Monday 30 March 2009

My face is finished, my body's gone...

INT: Small kitchen. Tasteful but not extravagant. Morning.

William Shatner, Lee Majors and David Soul are sitting round a table having breakfast. Shatner's eating Marmite on toast, Majors is sulkily staring into his coffee and Soul is looking at the small ads in Variety.

Soul: Hey guys, here's one: Producer seeks experienced talent. No timewasters. Sounds perfect for us!
Majors (scowling): Yeah right! We all know what that means...
Soul (hands in air): Tell us...
Majors: He's looking for chicks!
Shatner: It could be guys... and if it's experience this producer wants, then hey ...
Majors: Yeah, whatever. Even if he is looking for dudes, we're 'overqualified'.

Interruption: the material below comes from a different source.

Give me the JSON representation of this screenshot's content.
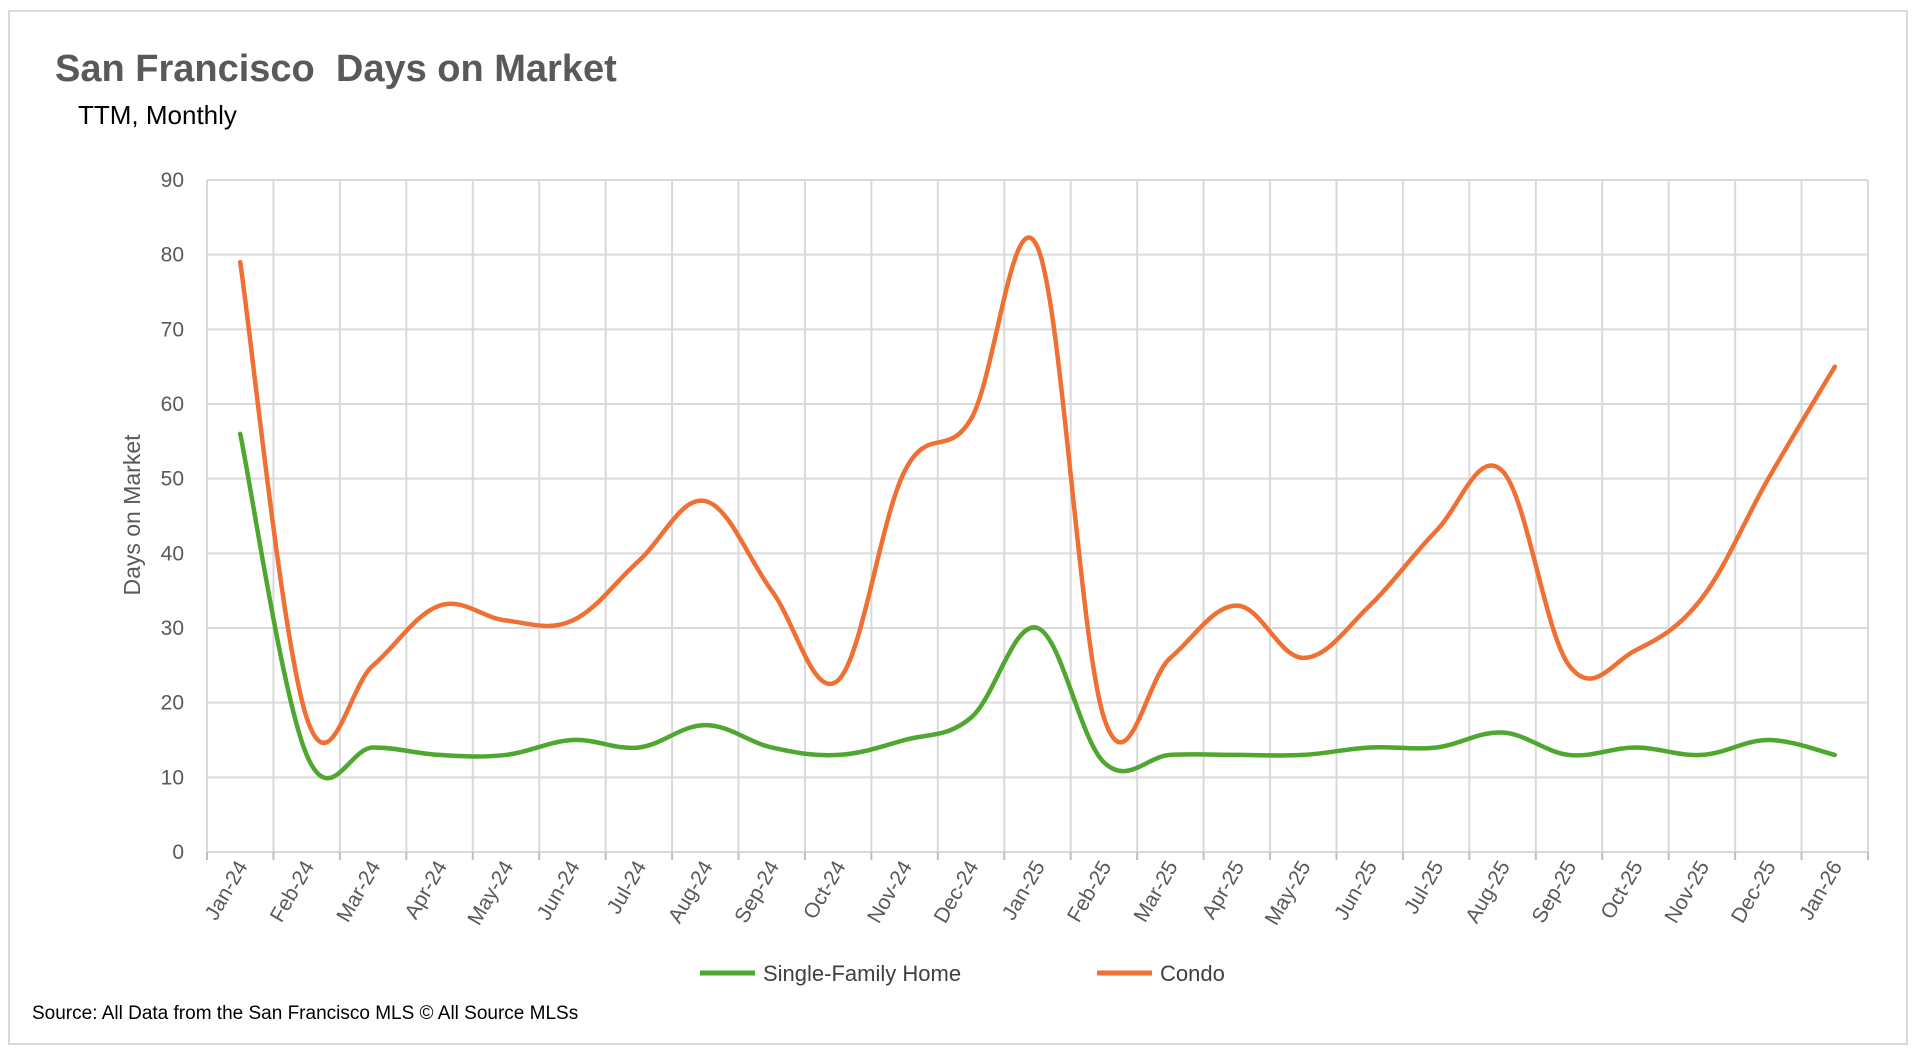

That's an excerpt from the forthcoming series Six Million Dollar Men. No, of course it isn't, I made it up, but hey, if someone could get those fellas together to do comedy I'd watch it. Majors would have to agree to try and shag anything to reflect his model-marrying in real life. Incidentally, I didn't know Majors markets his own hearing aid, called inevitably The Lee Majors Bionic Hearing Aid - tagline: it won't cost you $6 million but you'll think it's worth it. Something us tinnitus sufferers could use, I'm sure.

Anyway, the reason I mention Steve Austin, Hutch and Kirk is because I've been musing on the concept of over qualification. Last year, whilst I was managing the band, I would occasionally put myself up for job interviews and a couple of times when I never heard back from a submitted CV I would enquire why and be told: you are overqualified. Ouch.

I went to the musical of Priscilla Queen of the Dessert last week (I thoroughly recommend it, by the way - and I hate camp, as you know.). Anyway, in the pivotal role was Jason Donovan. His body is still lean and taut, as he's keen to stress by stripping down to pants in the first five minutes. But he's aged in the face like anyone in their forties has a habit of doing. And so what? He's not the greatest actor, neither is he much competition in the singing department for his co-stars but he does a good job; he's convincing and you're rooting for him. Although not in the Australian sense of the word, I stress. The point is, in the age area he is 'overqualified'. If he was still flogging the cute blonde boy next door it would not work. He would not work. But he's bent his image to fit the market and he's flourishing. Blimey, never thought I'd hear myself defending the Donovan.

And isn't that what everyone is doing? Particularly in the current economic climate. You can tell the people that aren't doing it - the people who have one thing they do and stick to that - people like Oasis, for example, but I suppose you could argue that they don't need to thank you very much - but what happens when Liam does start to lose his insufferable good looks? Well, perhaps he'll retire and do something else. Or carry on Jagger-style with all his self-pronounced 'laughter lines' ("Nothing's that funny" said George Melly)

Or what about Kylie? There is nothing else that people want Kylie to be other than a diminutive, multisexual cypher, once she begins to look her age (which, I admit, may never happen) whither the wispy songs with vaguely suggestive lyrics? Nick Cave - now there's a man who has made a career by sticking to his schtick. In fact, even dueting with Kylie he never went off-message.

That thing I wrote for the Guardian last week about rock stars going off-message has got me thinking. It seems to me that maybe that's what many stars are going to have to do in order to survive. In a world where anything digitizable can be free, you can no longer rely on residual back catalogue sales from CDs or DVDs to keep you going. So you are going to have to carry on working like the rest of us and to do that you're going to have to keep relevant to the market. Sure, if you're Leonard Cohen or Van Morrison you can charge your affluent audiences £200 a ticket for the privilege of seeing you, but you can only do that if you have their stature and crucially, you can't continue to do that every year. So what you surely must do is start thinking laterally and do other stuff. If you're Cohen you can sell your art which sticks to the message and keeps your image safe. But what if you're Michael Jackson, you're 50 years old and you've just sold out 50 O2s? Now there's someone who's overqualified. Surely it's time to leave the Moonwalk behind and just perform some fantastic tracks - use the great voice and occasionally do that thing with the foot, sure. But don't try to pretend you're 25 and book an elephant and 100 Masai warriors...

So many friends of mine are doing their bit for reinvention and going off-message - like my pal I described last week who picked up the Twitter baton (the Twaton?) and ran with it. Or another friend who is lecturing to music students after having been MD of a large music publisher. Re-invention may be deemed undignified by some, but often it's far less dignified to try to remain the same in the face of change - you can end up looking a bit of a Cnut.